Ik had er nooit last van, behalve van een slecht humeur. Daar had ik zelf geen moeite mee, maar mijn directe omgeving wel. Van de overgang heb ik ook geen last gehad, ik zwijnde er keurig doorheen. Dat slechte humeur bleef echter en stak zo nu en dan de kop op. Het rare is, dat heb ik nog steeds en dan erger ik me aan alles en iedereen. “Mensen komen dan te veel in je aura”, weet een vriendin die veel van aura’s weet. Laat ‘aura’ weg, en wat overblijft is dat mensen te dichtbij komen. Zowel letterlijk als figuurlijk. Misschien een inhaalmanoeuvre van de slechte overgangsfee die mij qua kwalen leek over te slaan, en daar nu spijt van heeft?
Zo kan ik het niet hebben, op dat soort dagen, dat Rob bij het aanrecht staat te hannesen terwijl ik daar moet zijn. Hij zegt dat hij aan mijn lichaamstaal kan zien dat het weer zo ver is. Vanochtend nog. Ik moest bloed laten prikken (kwaaltjes waarvan ik hoop dat het niks is, maar ’s nachts heb ik dan kanker, nierfalen, diabetes, gekke schildklier en nog meer vreselijks), staat HIJ daar op mijn plek bij de broodplank. “Ik heb haast, over tien minuten moet ik er zijn!” snauw ik. “Doe eens rustig!” sust hij. “Jij hebt alle tijd, maar ik niet!” knor ik en duw hem een beetje weg. Net op tijd bedenk ik dat ik niks mag eten.
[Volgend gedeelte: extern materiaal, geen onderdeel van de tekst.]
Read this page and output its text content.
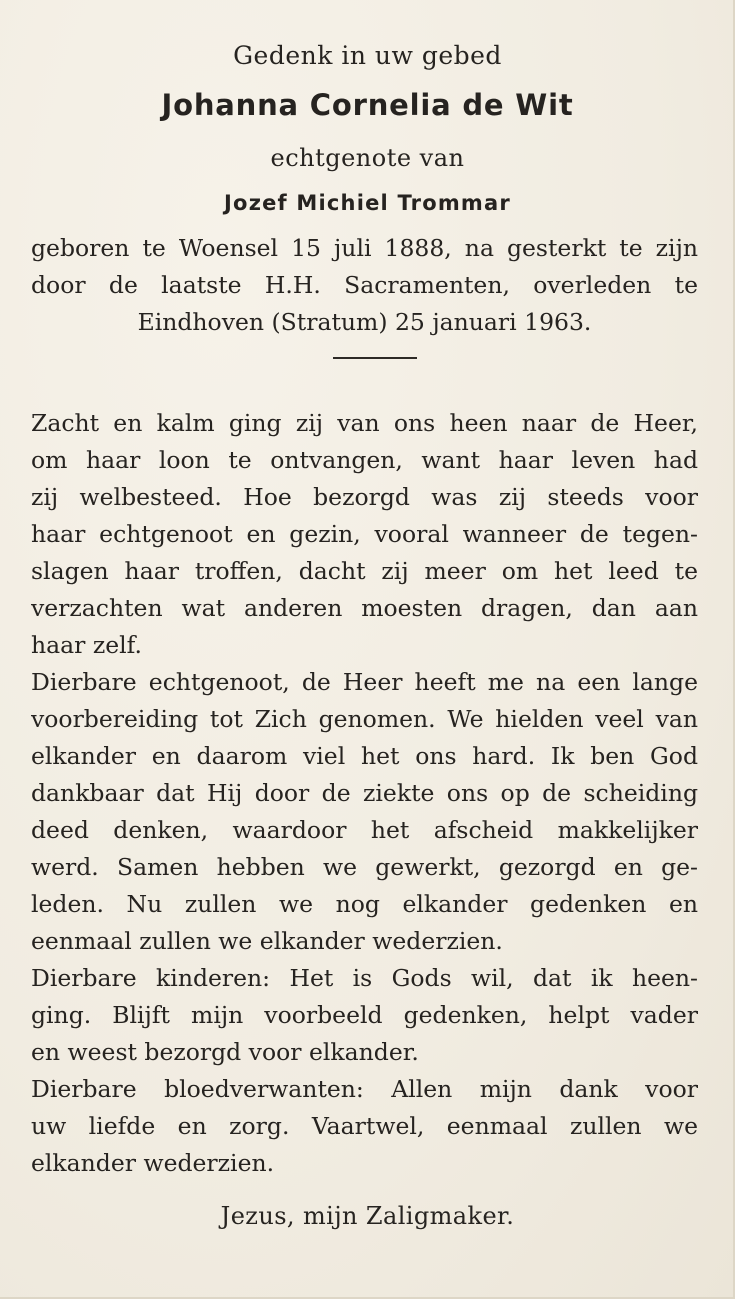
Gedenk in uw gebed
Johanna Cornelia de Wit
echtgenote van
Jozef Michiel Trommar
geboren te Woensel 15 juli 1888, na gesterkt te zijn
door de laatste H.H. Sacramenten, overleden te
Eindhoven (Stratum) 25 januari 1963.
Zacht en kalm ging zij van ons heen naar de Heer,
om haar loon te ontvangen, want haar leven had
zij welbesteed. Hoe bezorgd was zij steeds voor
haar echtgenoot en gezin, vooral wanneer de tegen-
slagen haar troffen, dacht zij meer om het leed te
verzachten wat anderen moesten dragen, dan aan
haar zelf.
Dierbare echtgenoot, de Heer heeft me na een lange
voorbereiding tot Zich genomen. We hielden veel van
elkander en daarom viel het ons hard. Ik ben God
dankbaar dat Hij door de ziekte ons op de scheiding
deed denken, waardoor het afscheid makkelijker
werd. Samen hebben we gewerkt, gezorgd en ge-
leden. Nu zullen we nog elkander gedenken en
eenmaal zullen we elkander wederzien.
Dierbare kinderen: Het is Gods wil, dat ik heen-
ging. Blijft mijn voorbeeld gedenken, helpt vader
en weest bezorgd voor elkander.
Dierbare bloedverwanten: Allen mijn dank voor
uw liefde en zorg. Vaartwel, eenmaal zullen we
elkander wederzien.
Jezus, mijn Zaligmaker.
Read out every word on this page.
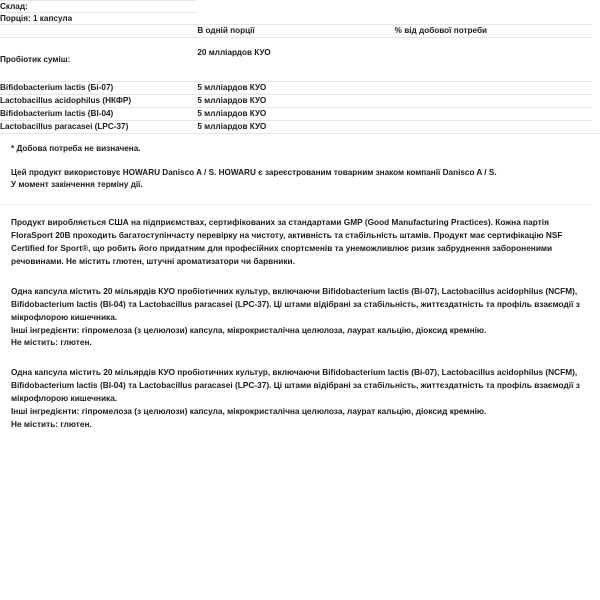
Склад:		
Порція: 1 капсула		
	В одній порції	% від добової потреби
Пробіотик суміш:	20 мллiардов КУО	
Bifidobacterium lactis (Бi-07)	5 мллiардов КУО	
Lactobacillus acidophilus (НКФР)	5 мллiардов КУО	
Bifidobacterium lactis (BI-04)	5 мллiардов КУО	
Lactobacillus paracasei (LPC-37)	5 мллiардов КУО	
* Добова потреба не визначена.

Цей продукт використовує HOWARU Danisco A / S. HOWARU є зареєстрованим товарним знаком компанії Danisco A / S.

У момент закінчення терміну дії.

Продукт виробляється США на підприємствах, сертифікованих за стандартами GMP (Good Manufacturing Practices). Кожна партія FloraSport 20B проходить багатоступінчасту перевірку на чистоту, активність та стабільність штамів. Продукт має сертифікацію NSF Certified for Sport®, що робить його придатним для професійних спортсменів та унеможливлює ризик забруднення забороненими речовинами. Не містить глютен, штучні ароматизатори чи барвники.

Одна капсула містить 20 мільярдів КУО пробіотичних культур, включаючи Bifidobacterium lactis (Bi-07), Lactobacillus acidophilus (NCFM), Bifidobacterium lactis (BI-04) та Lactobacillus paracasei (LPC-37). Ці штами відібрані за стабільність, життєздатність та профіль взаємодії з мікрофлорою кишечника.

Інші інгредієнти: гіпромелоза (з целюлози) капсула, мікрокристалічна целюлоза, лаурат кальцію, діоксид кремнію.

Не містить: глютен.

Одна капсула містить 20 мільярдів КУО пробіотичних культур, включаючи Bifidobacterium lactis (Bi-07), Lactobacillus acidophilus (NCFM), Bifidobacterium lactis (BI-04) та Lactobacillus paracasei (LPC-37). Ці штами відібрані за стабільність, життєздатність та профіль взаємодії з мікрофлорою кишечника.

Інші інгредієнти: гіпромелоза (з целюлози) капсула, мікрокристалічна целюлоза, лаурат кальцію, діоксид кремнію.

Не містить: глютен.
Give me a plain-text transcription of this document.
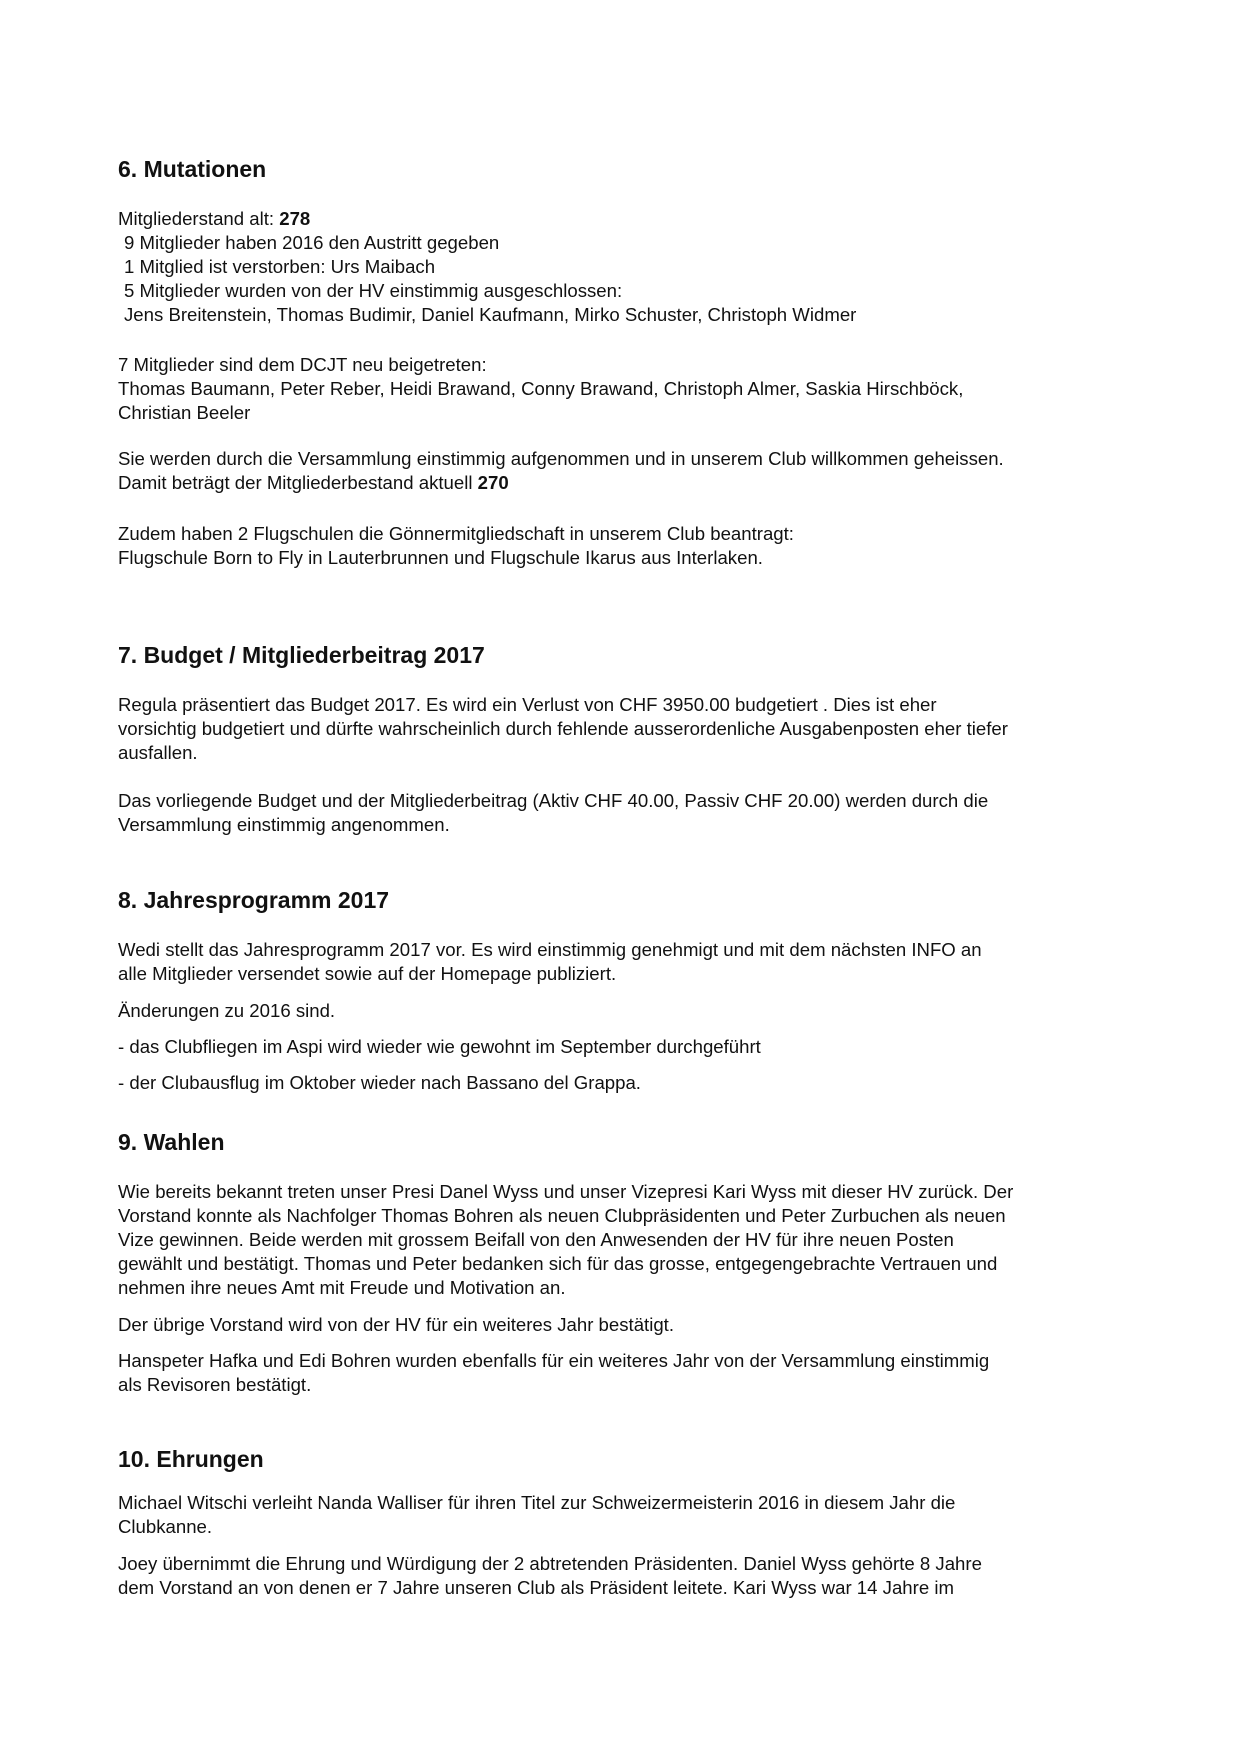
6. Mutationen
Mitgliederstand alt: 278
9 Mitglieder haben 2016 den Austritt gegeben
1 Mitglied ist verstorben: Urs Maibach
5 Mitglieder wurden von der HV einstimmig ausgeschlossen:
Jens Breitenstein, Thomas Budimir, Daniel Kaufmann, Mirko Schuster, Christoph Widmer
7 Mitglieder sind dem DCJT neu beigetreten:
Thomas Baumann, Peter Reber, Heidi Brawand, Conny Brawand, Christoph Almer, Saskia Hirschböck,
Christian Beeler
Sie werden durch die Versammlung einstimmig aufgenommen und in unserem Club willkommen geheissen.
Damit beträgt der Mitgliederbestand aktuell 270
Zudem haben 2 Flugschulen die Gönnermitgliedschaft in unserem Club beantragt:
Flugschule Born to Fly in Lauterbrunnen und Flugschule Ikarus aus Interlaken.
7. Budget / Mitgliederbeitrag 2017
Regula präsentiert das Budget 2017. Es wird ein Verlust von CHF 3950.00 budgetiert . Dies ist eher
vorsichtig budgetiert und dürfte wahrscheinlich durch fehlende ausserordenliche Ausgabenposten eher tiefer
ausfallen.
Das vorliegende Budget und der Mitgliederbeitrag (Aktiv CHF 40.00, Passiv CHF 20.00) werden durch die
Versammlung einstimmig angenommen.
8. Jahresprogramm 2017
Wedi stellt das Jahresprogramm 2017 vor. Es wird einstimmig genehmigt und mit dem nächsten INFO an
alle Mitglieder versendet sowie auf der Homepage publiziert.
Änderungen zu 2016 sind.
- das Clubfliegen im Aspi wird wieder wie gewohnt im September durchgeführt
- der Clubausflug im Oktober wieder nach Bassano del Grappa.
9. Wahlen
Wie bereits bekannt treten unser Presi Danel Wyss und unser Vizepresi Kari Wyss mit dieser HV zurück. Der
Vorstand konnte als Nachfolger Thomas Bohren als neuen Clubpräsidenten und Peter Zurbuchen als neuen
Vize gewinnen. Beide werden mit grossem Beifall von den Anwesenden der HV für ihre neuen Posten
gewählt und bestätigt. Thomas und Peter bedanken sich für das grosse, entgegengebrachte Vertrauen und
nehmen ihre neues Amt mit Freude und Motivation an.
Der übrige Vorstand wird von der HV für ein weiteres Jahr bestätigt.
Hanspeter Hafka und Edi Bohren wurden ebenfalls für ein weiteres Jahr von der Versammlung einstimmig
als Revisoren bestätigt.
10. Ehrungen
Michael Witschi verleiht Nanda Walliser für ihren Titel zur Schweizermeisterin 2016 in diesem Jahr die
Clubkanne.
Joey übernimmt die Ehrung und Würdigung der 2 abtretenden Präsidenten. Daniel Wyss gehörte 8 Jahre
dem Vorstand an von denen er 7 Jahre unseren Club als Präsident leitete. Kari Wyss war 14 Jahre im
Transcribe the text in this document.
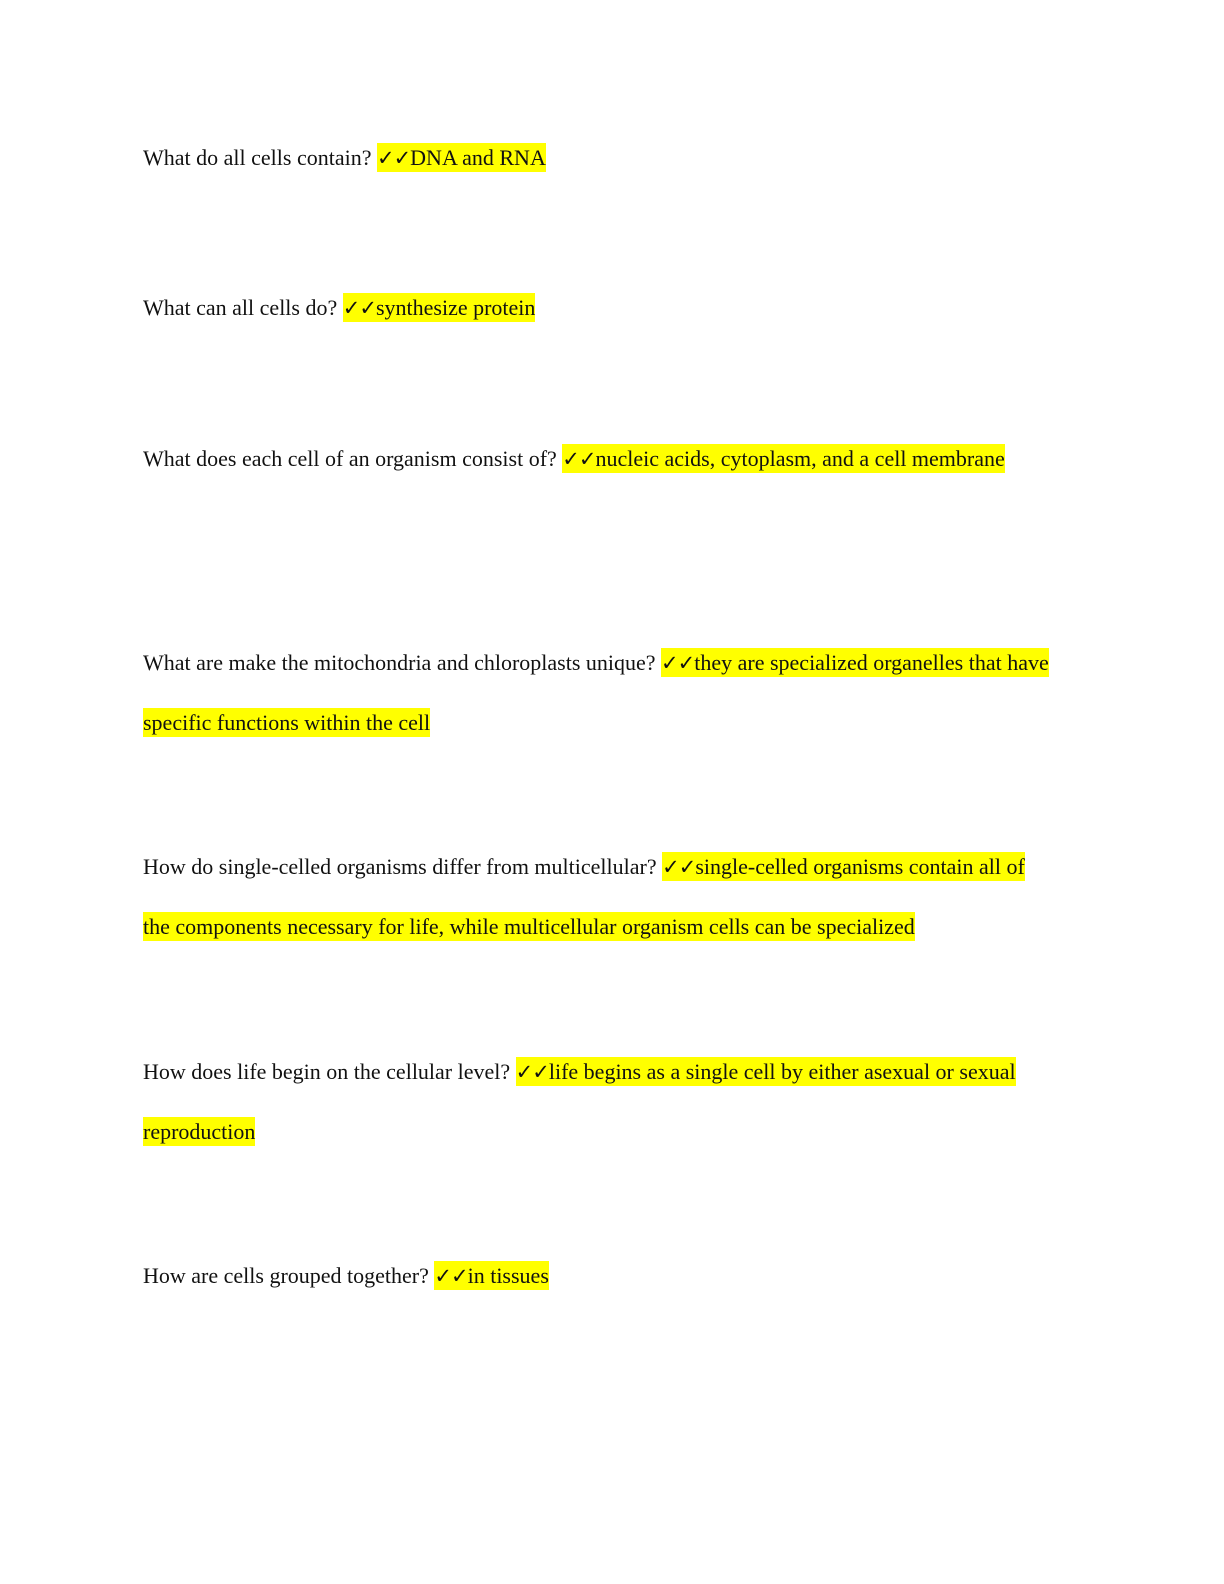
What do all cells contain? ✓✓DNA and RNA

What can all cells do? ✓✓synthesize protein

What does each cell of an organism consist of? ✓✓nucleic acids, cytoplasm, and a cell membrane

What are make the mitochondria and chloroplasts unique? ✓✓they are specialized organelles that have specific functions within the cell

How do single-celled organisms differ from multicellular? ✓✓single-celled organisms contain all of the components necessary for life, while multicellular organism cells can be specialized

How does life begin on the cellular level? ✓✓life begins as a single cell by either asexual or sexual reproduction

How are cells grouped together? ✓✓in tissues
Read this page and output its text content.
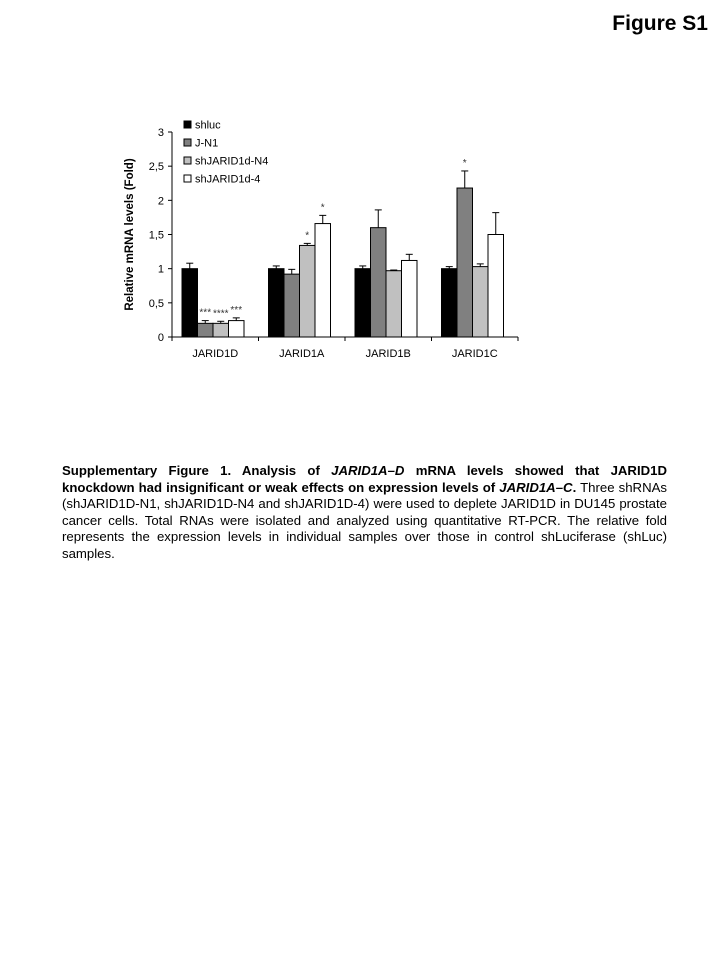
Figure S1
0
0,5
1
1,5
2
2,5
3
Relative mRNA levels (Fold)
*** **** ***
JARID1D
*
*
JARID1A	JARID1B
*
JARID1C
shluc
J-N1
shJARID1d-N4
shJARID1d-4
Supplementary Figure 1. Analysis of JARID1A–D mRNA levels showed that JARID1D knockdown had insignificant or weak effects on expression levels of JARID1A–C. Three shRNAs (shJARID1D-N1, shJARID1D-N4 and shJARID1D-4) were used to deplete JARID1D in DU145 prostate cancer cells. Total RNAs were isolated and analyzed using quantitative RT-PCR. The relative fold represents the expression levels in individual samples over those in control shLuciferase (shLuc) samples.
Zij van het bloedprikken stuurden me de afgelopen dagen wel vijf sms’jes. Eerst dat de afspraak om 10.23 uur was. Toen een herinnering, opdat ik het niet zou vergeten. Weer eentje, om de afspraak te verzetten. Sodeju! Maar hoe stomverbaasd was ik toen de boel verzet bleek naar 10.25 uur! En nog een herinnering. En nog eentje. Ik zag de wachtruimte in Zambia voor me bij het lab: volle banken met een paar honderd mensen. Die zaten daar de hele dag en als het vijf uur was, gingen de laboranten naar huis. Degenen die niet aan de beurt waren gekomen, bleven slapen op de banken, hopend dat ze morgen meer geluk zouden hebben. Niemand werd boos. Hier nemen ze de moeite om mij te vertellen dat de afspraak twee minuten later zal zijn en ik loop me toch te bokken, niet normaal. Daar moet ik mee ophouden.
Rob, die deze gedachtegang niet heeft gevolgd en nu in de weg staat bij de kraan, zegt: “Je wordt zeker ongesteld?” Ik: “Ga nou even weg, ik moet er NU bij!” Dan zegt hij, wat hij altijd zegt als ik vervelend doe: “Sorry dat ik besta!” Als ik dat naar mijn hoofd krijg, weet ik dat ik idioot doe. Probeer het zelf maar eens als dierbaren chagrijnig doen: “Sorry dat ik besta!” Dat komt echt héél hard aan.
Wieke Biesheuvel is getrouwd met Rob, heeft 3 volwassen kinderen en 7 kleinkinderen. Wieke woonde in bijna alle Nederlandse provincies én in Zambia, maar heeft nu haar hart verpand aan Noordwijk. Ze houdt van LLL: leven, lachen en laat-toch-waaien. En eigenlijk is er nog een vierde L, namelijk die van Libelle-lezeressen.